Your Idea of Yourself

Your masculinity comes from your thought about who you are. Broadly speaking, it is culture that has controlled your idea of who you are. So, right off the bat, you are fighting, struggling and barely coping, with your own identity. Because, that masculine energy, that manifesting power is castrated by the simple fact that it is being filtered through a cultural ideal.

Most men live lives of quiet desperation. This is the slogan of the New Age mens movement. But the Thoreau quote is well placed. Because the energy of self-definition, the ability for a human being to existentially create her or his self, is exactly what I would call masculine energy. It is the masculine energy which evolves. It is the masculine energy which survives. But if the culture, that is the organism's inherited body of knowledge about itself and its environment, is oppressive in nature, then that very energy is limited and cut off from itself. It is not free. It is not creative. It cannot manifest from a purity of spirit.

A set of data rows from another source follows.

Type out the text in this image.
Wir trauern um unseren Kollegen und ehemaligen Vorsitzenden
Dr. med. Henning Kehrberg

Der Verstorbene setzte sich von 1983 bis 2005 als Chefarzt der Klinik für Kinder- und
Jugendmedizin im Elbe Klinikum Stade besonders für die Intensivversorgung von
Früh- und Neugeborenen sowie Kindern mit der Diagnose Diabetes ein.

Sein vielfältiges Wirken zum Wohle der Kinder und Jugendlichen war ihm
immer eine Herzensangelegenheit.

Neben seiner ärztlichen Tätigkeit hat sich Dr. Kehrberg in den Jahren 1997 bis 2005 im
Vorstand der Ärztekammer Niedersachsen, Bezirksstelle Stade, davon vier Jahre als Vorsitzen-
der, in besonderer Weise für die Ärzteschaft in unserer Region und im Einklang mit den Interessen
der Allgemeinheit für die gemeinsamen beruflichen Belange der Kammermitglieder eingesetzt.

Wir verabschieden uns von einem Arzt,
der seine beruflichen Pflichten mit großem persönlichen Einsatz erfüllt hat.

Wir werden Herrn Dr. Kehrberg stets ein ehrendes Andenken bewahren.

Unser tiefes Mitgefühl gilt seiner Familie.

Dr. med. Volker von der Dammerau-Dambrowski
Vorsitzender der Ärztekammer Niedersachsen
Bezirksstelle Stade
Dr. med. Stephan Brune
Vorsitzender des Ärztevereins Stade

In this context, abuse is born. The abused becomes the abuser. If there is any slogan from this blog it is that The Abused Becomes The Abuser. This is one thousand years of masculine culture summed up in five words.

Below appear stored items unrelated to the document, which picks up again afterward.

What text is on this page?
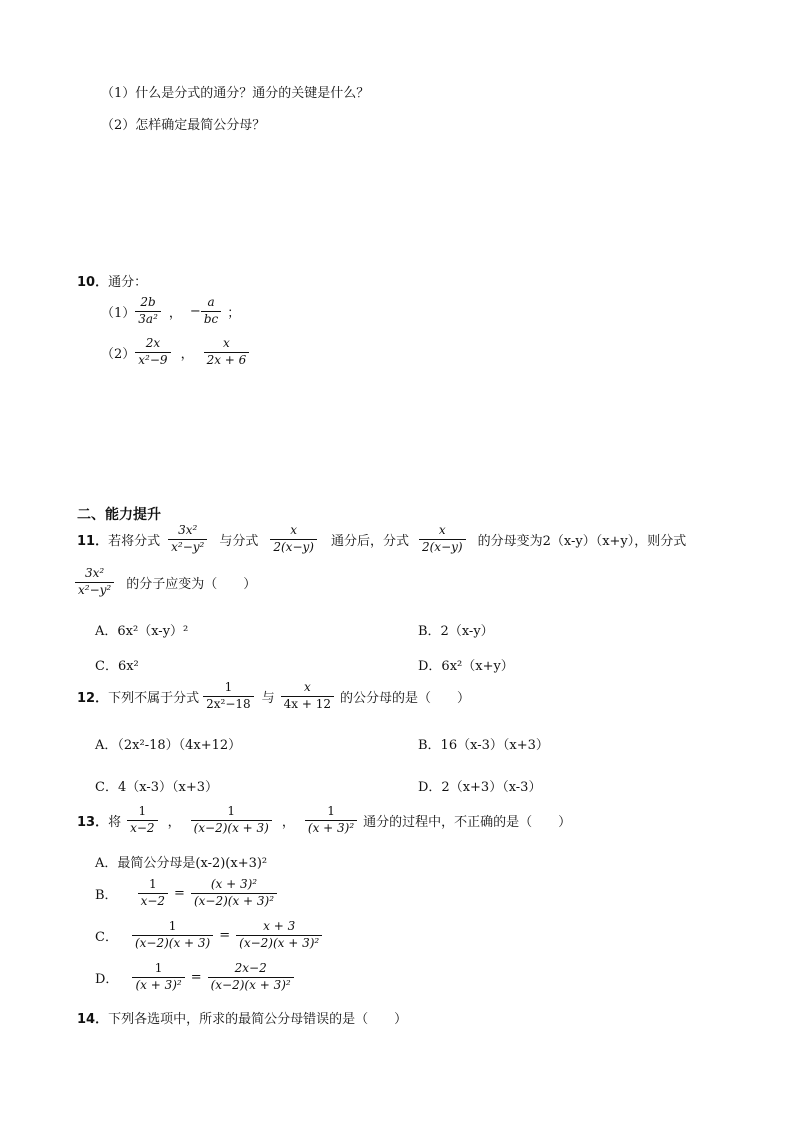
（1）什么是分式的通分？通分的关键是什么？
（2）怎样确定最简公分母？
10．通分：
$(1) \frac{2b}{\text{3a²}}$ ， − $\frac{a}{bc}$ ；
$(2) \frac{2x}{\text{x²−9}}$ ， $\frac{x}{2x + 6}$
二、能力提升
11． 若将分式 $\frac{\text{3x²}}{\text{x²−y²}}$ 与分式 $\frac{x}{2(x-y)}$ 通分后，分式 $\frac{x}{2(x-y)}$ 的分母变为2（x-y）（x+y），则分式
$\frac{\text{3x²}}{\text{x²−y²}}$ 的分子应变为（　　）
A．6x²（x-y）²	B．2（x-y）
C．6x²	D．6x²（x+y）
12． 下列不属于分式 $\frac{1}{\text{2x²−18}}$ 与 $\frac{x}{4x + 12}$ 的公分母的是（　　）
A．（2x²-18）（4x+12）	B．16（x-3）（x+3）
C．4（x-3）（x+3）	D．2（x+3）（x-3）
13． 将 $\frac{1}{x-2}$ ， $\frac{1}{(x-2)(x + 3)}$ ， $\frac{1}{\text{(x + 3)²}}$ 通分的过程中，不正确的是（　　）
A．最简公分母是(x-2)(x+3)²
B． $\frac{1}{x-2} = \frac{\text{(x + 3)²}}{\text{(x−2)(x + 3)²}}$
C． $\frac{1}{(x-2)(x + 3)} = \frac{x + 3}{\text{(x−2)(x + 3)²}}$
D． $\frac{1}{\text{(x + 3)²}} = \frac{2x-2}{\text{(x−2)(x + 3)²}}$
14．下列各选项中，所求的最简公分母错误的是（　　）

What we have in modernity, however, or what some call the post-modern context, is a myriad of conflicting and contradicting demands. I think most men can empathise with the fact that what is demanded of them, has become way more complex, way more impossible than it was even twenty years ago. We have to be all things to all men. All things, more importantly to all women.

Just a few days ago a female friend of mine said she wasn't interested in men who think too much, or are too creative. She wanted a man who "did stuff," like a joiner or a tradesman. As if there were such archetypes in reality. As if to separate these demands made sense in a modern context.

Let me tell you this – all men brood. All men have an intense self-reflective nature, regardless of how complex. To say that there are types of men, and that men should somehow fit into certain roles according to types, is the single most abusive act against masculinity that society can muster. The only reason that it is not recognised as abuse is that our idea of violence, our idea of abuse itself, is so narrow as not to take in the mental realm. We associate abuse with only physicality.

In this way, the ten thousand forms of abuse that men suffer every day go unnoticed and only physical violence against women becomes a political reality. As with all things, however, cross-gender violence evolves from a far wider and less simple cultural context, that even the most ardent of feminists will be reluctant to acknowledge.

The chief ways that society controls you, are your ideas of yourself. In reality, the masculine spirit is pure. It manifests out of a zen-like, thoughtless realm, and creates something from nothing. In society, it drizzles into the world like a broken tap. It is strained through culture into certain very rigid and conformist ideas of what it is to be a man – and many of these rigidities are themselves contradictions and confusions. And as modernity progresses, I can see only more and more contradictions and impossibilities arise. As this culture's pathologies intensify, the abuse of this sclerotic ideology of manhood becomes more and more destructive.